The entertainment industry, though it is at the center of the #MeToo movement, has not found a solution for neglectful HR departments. Of the many lower-level employees at studios and agencies that I have spoken to, none of them found closure and restitution by heading to HR. The closest to a success that I heard was a male employee whose friends and co-workers went to HR instead of him to make a claim about his former boss, and that boss was later fired. Initially, he lied to HR out of fear that, if his boss was fired, he would also lose his job. At his new company, he doesn’t feel comfortable going to HR because it is too chummy with the executives.
The other stories were more dire in their outcomes. Some quit. Some just kept their heads down. Unsurprisingly, they say the same things that the tech people said about HR on Blind: “it’s here to protect the company from us,” “HR’s job is to look after the company and the company’s reputation,” “I needed to be talked into [seeing HR] by my peers.” One respondent summed up the industry atmosphere: “Even with #MeToo and #TimesUp I don’t feel safe or protected. I’m not an actress and the people who I have felt targeted by are not big names/stars. It’s either swept under the rug or I’m fired for causing a disturbance.” From an outsider’s perspective, entertainment industry workers have the best point of leverage to make themselves heard and to make real change in their workplaces, but even here they feel unheard by those who are supposed to take their wellbeing to heart.
So what steps are HR departments planning to take during their supposed battle for relevance?

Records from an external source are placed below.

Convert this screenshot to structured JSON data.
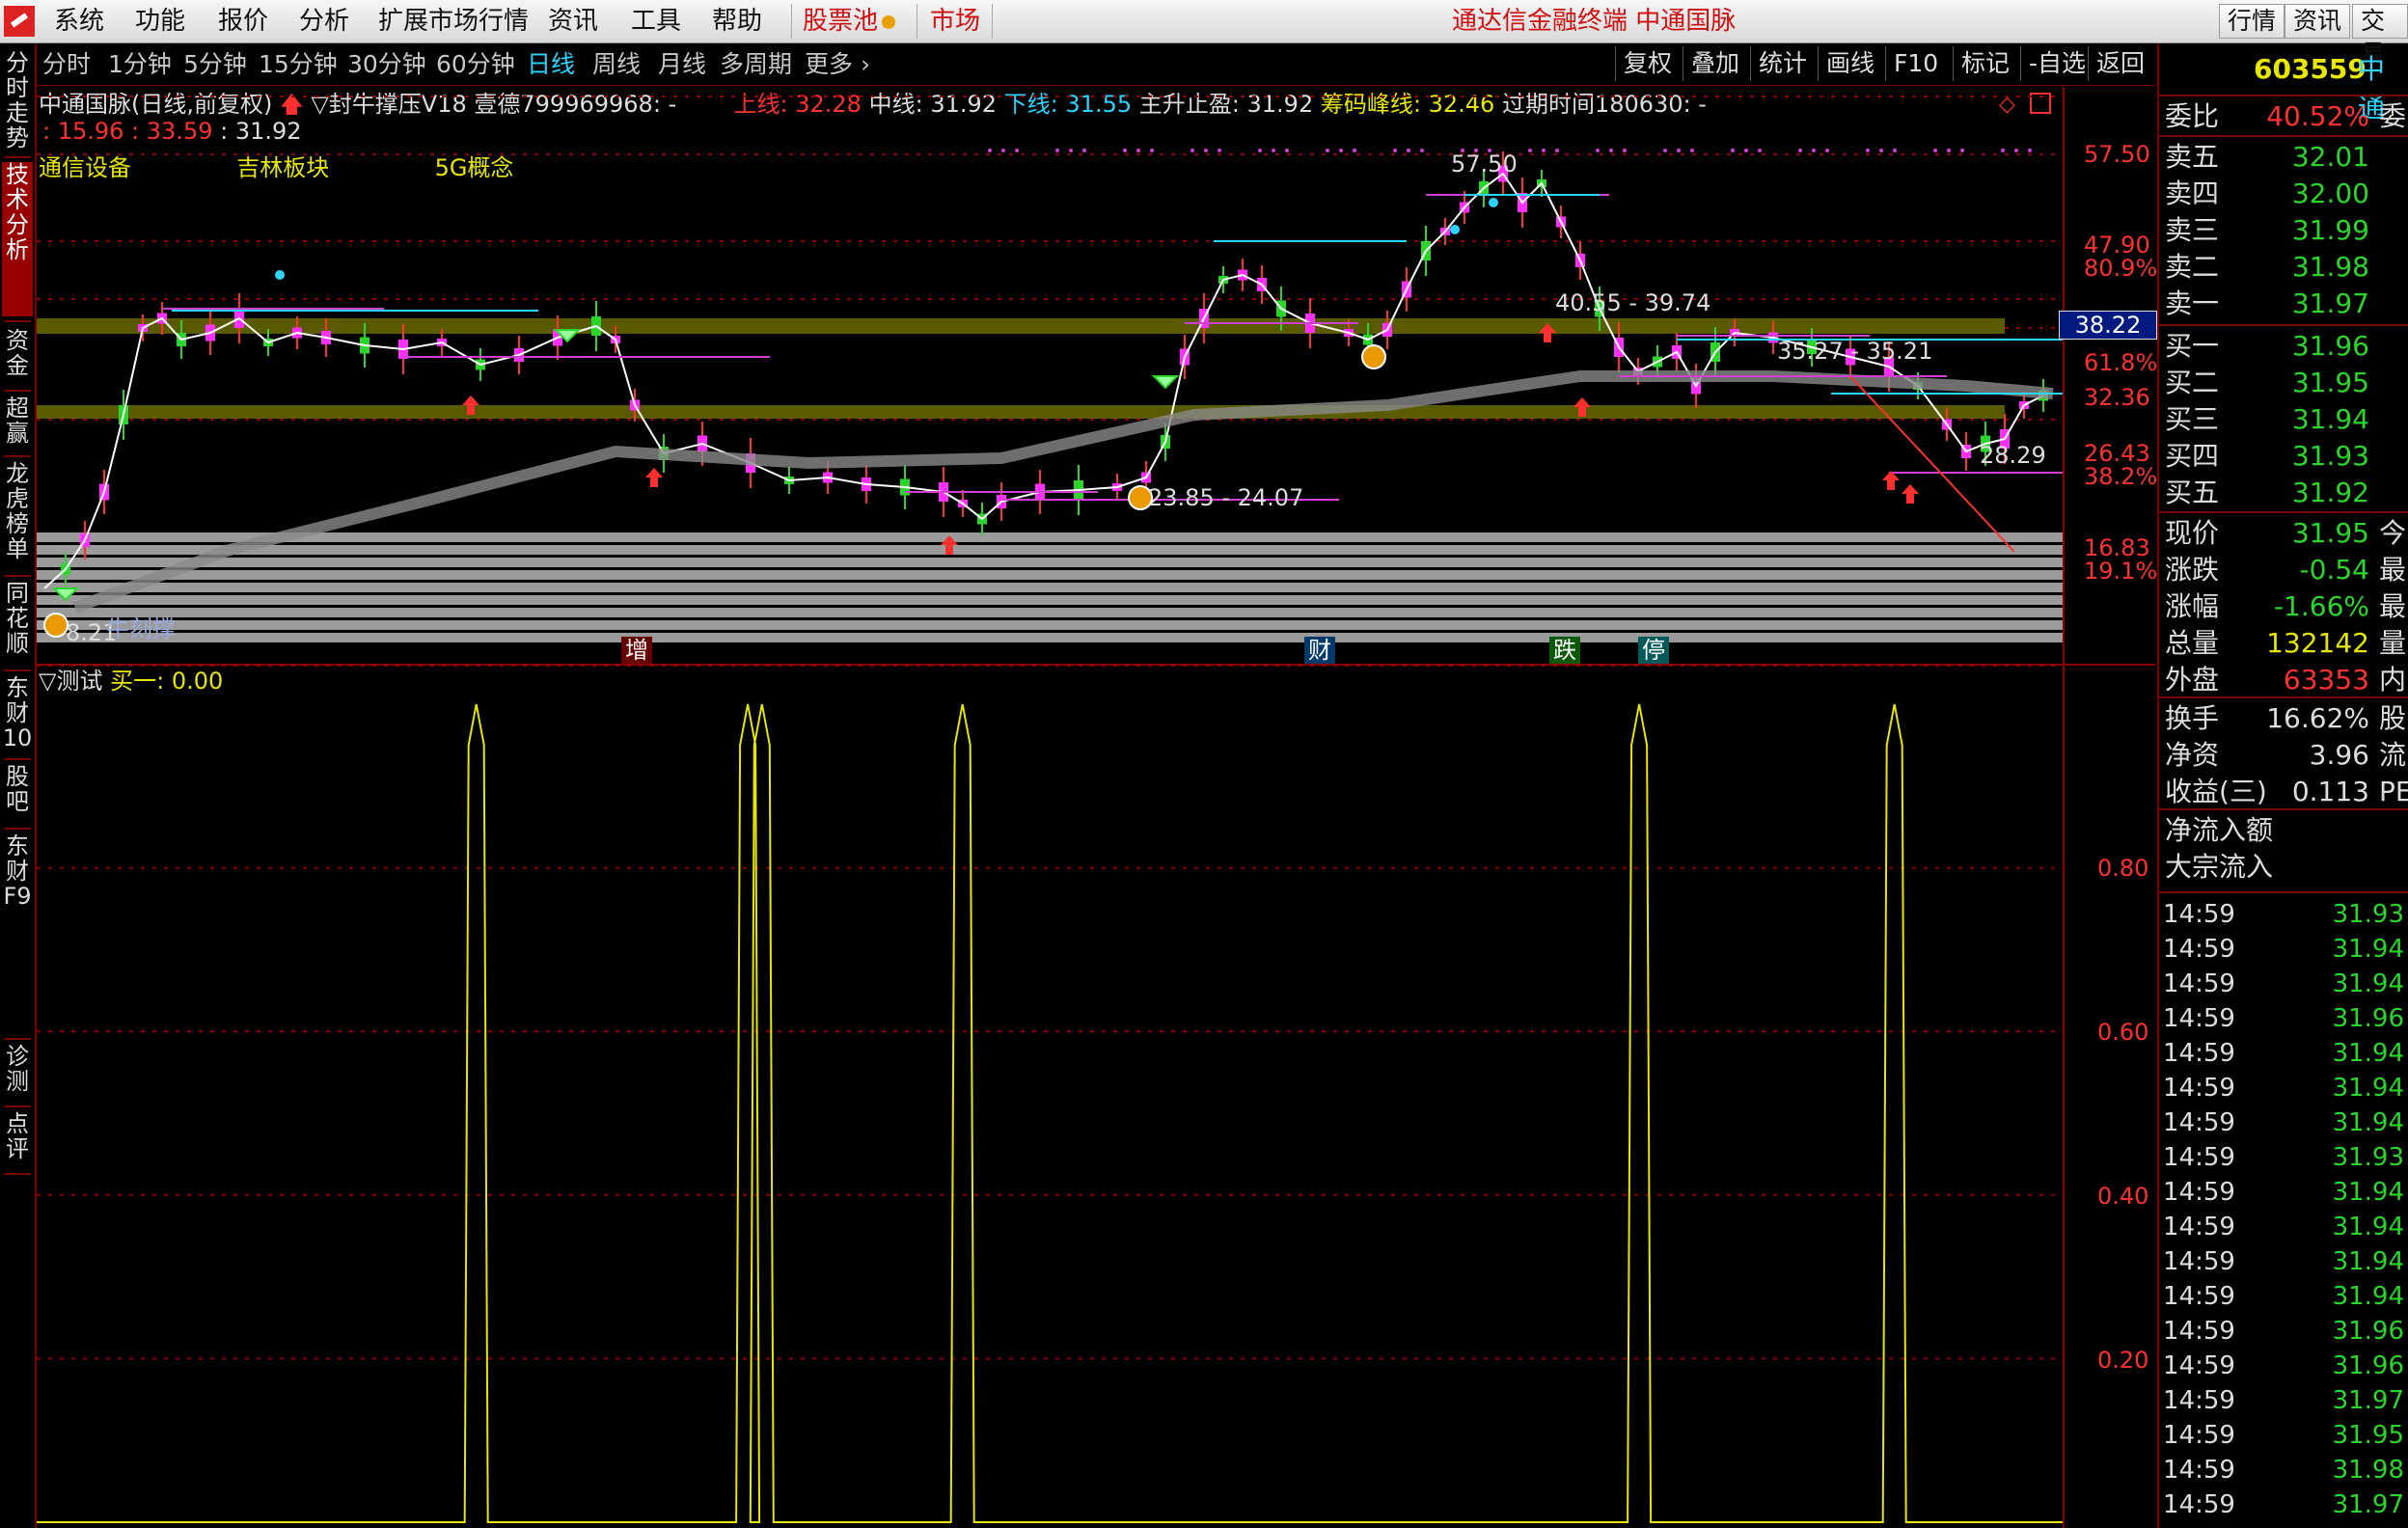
{
  "menu": {
    "items": [
      "系统",
      "功能",
      "报价",
      "分析",
      "扩展市场行情",
      "资讯",
      "工具",
      "帮助"
    ],
    "stock_pool": "股票池",
    "market": "市场",
    "title": "通达信金融终端  中通国脉",
    "right_buttons": [
      "行情",
      "资讯",
      "交易"
    ]
  },
  "left_tabs": [
    "分时走势",
    "技术分析",
    "资金",
    "超赢",
    "龙虎榜单",
    "同花顺",
    "东财10",
    "股吧",
    "东财F9",
    "诊测",
    "点评"
  ],
  "periods": [
    "分时",
    "1分钟",
    "5分钟",
    "15分钟",
    "30分钟",
    "60分钟",
    "日线",
    "周线",
    "月线",
    "多周期",
    "更多"
  ],
  "active_period": "日线",
  "tools": [
    "复权",
    "叠加",
    "统计",
    "画线",
    "F10",
    "标记",
    "-自选",
    "返回"
  ],
  "info": {
    "title": "中通国脉(日线,前复权)",
    "indicator": "▽封牛撑压V18",
    "extra": "壹德799969968: -",
    "upper_label": "上线:",
    "upper_val": "32.28",
    "mid_label": "中线:",
    "mid_val": "31.92",
    "lower_label": "下线:",
    "lower_val": "31.55",
    "stop_label": "主升止盈:",
    "stop_val": "31.92",
    "peak_label": "筹码峰线:",
    "peak_val": "32.46",
    "expire": "过期时间180630: -",
    "line2_a": ": 15.96",
    "line2_b": ": 33.59",
    "line2_c": ": 31.92",
    "sectors": [
      "通信设备",
      "吉林板块",
      "5G概念"
    ]
  },
  "price_axis": [
    "57.50",
    "47.90",
    "80.9%",
    "38.22",
    "61.8%",
    "32.36",
    "26.43",
    "38.2%",
    "16.83",
    "19.1%"
  ],
  "chart_labels": {
    "high": "57.50",
    "range1": "40.55 - 39.74",
    "range2": "35.27 - 35.21",
    "range3": "23.85 - 24.07",
    "low_price": "28.29",
    "start": "8.21",
    "start_note": "牛刻撑",
    "events": [
      "增",
      "财",
      "跌",
      "停"
    ]
  },
  "sub": {
    "name": "▽测试",
    "buy_label": "买一:",
    "buy_val": "0.00",
    "axis": [
      "0.80",
      "0.60",
      "0.40",
      "0.20"
    ]
  },
  "chart_data": [
    {
      "type": "line",
      "title": "▽测试",
      "ylim": [
        0,
        1
      ],
      "yticks": [
        0.2,
        0.4,
        0.6,
        0.8
      ],
      "series": [
        {
          "name": "买一",
          "color": "#e6e600",
          "peaks_x_fraction": [
            0.217,
            0.351,
            0.358,
            0.457,
            0.791,
            0.917
          ],
          "peak_value": 1.0
        }
      ]
    }
  ],
  "quote": {
    "code": "603559",
    "name": "中通",
    "weibi_label": "委比",
    "weibi_val": "40.52%",
    "weibi_tail": "委",
    "asks": [
      [
        "卖五",
        "32.01"
      ],
      [
        "卖四",
        "32.00"
      ],
      [
        "卖三",
        "31.99"
      ],
      [
        "卖二",
        "31.98"
      ],
      [
        "卖一",
        "31.97"
      ]
    ],
    "bids": [
      [
        "买一",
        "31.96"
      ],
      [
        "买二",
        "31.95"
      ],
      [
        "买三",
        "31.94"
      ],
      [
        "买四",
        "31.93"
      ],
      [
        "买五",
        "31.92"
      ]
    ],
    "stats1": [
      [
        "现价",
        "31.95",
        "今"
      ],
      [
        "涨跌",
        "-0.54",
        "最"
      ],
      [
        "涨幅",
        "-1.66%",
        "最"
      ],
      [
        "总量",
        "132142",
        "量"
      ],
      [
        "外盘",
        "63353",
        "内"
      ]
    ],
    "stats2": [
      [
        "换手",
        "16.62%",
        "股"
      ],
      [
        "净资",
        "3.96",
        "流"
      ],
      [
        "收益(三)",
        "0.113",
        "PE"
      ]
    ],
    "flows": [
      "净流入额",
      "大宗流入"
    ],
    "ticks": [
      [
        "14:59",
        "31.93"
      ],
      [
        "14:59",
        "31.94"
      ],
      [
        "14:59",
        "31.94"
      ],
      [
        "14:59",
        "31.96"
      ],
      [
        "14:59",
        "31.94"
      ],
      [
        "14:59",
        "31.94"
      ],
      [
        "14:59",
        "31.94"
      ],
      [
        "14:59",
        "31.93"
      ],
      [
        "14:59",
        "31.94"
      ],
      [
        "14:59",
        "31.94"
      ],
      [
        "14:59",
        "31.94"
      ],
      [
        "14:59",
        "31.94"
      ],
      [
        "14:59",
        "31.96"
      ],
      [
        "14:59",
        "31.96"
      ],
      [
        "14:59",
        "31.97"
      ],
      [
        "14:59",
        "31.95"
      ],
      [
        "14:59",
        "31.98"
      ],
      [
        "14:59",
        "31.97"
      ]
    ]
  },
  "colors": {
    "red": "#ff3030",
    "green": "#2bd62b",
    "yellow": "#e6e600",
    "cyan": "#2ad4ff",
    "grid": "#8b0000"
  }
}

It’s hard to say about them individually, but if well-frequented HR blogs are any indication, mitigating liability seems to be at the front of their minds.
Workology, which has 90,000 visitors a month, has a post from December about “The Culture of Workplace Silence Around Sexual Harassment” accurately examines the abuses of power that lead to the harassed being unable to speak out—splitting the silence into defensive, offensive, futility, and social types—but ultimately the “practical steps that businesses can take to protect their employees and workplace” amount to reiterating the existing policy through training and review, updating what constitutes inappropriate contact to include things like emojis, thinking about adding an anonymous reporting line, and talking to an attorney about employment law before making any reporting changes; in other words, a lot of small ball. There is no talk of trust between HR and employees or reorienting the department towards employees rather than towards management. Foundational reparative work is necessary, not duct tape or a new coat of paint.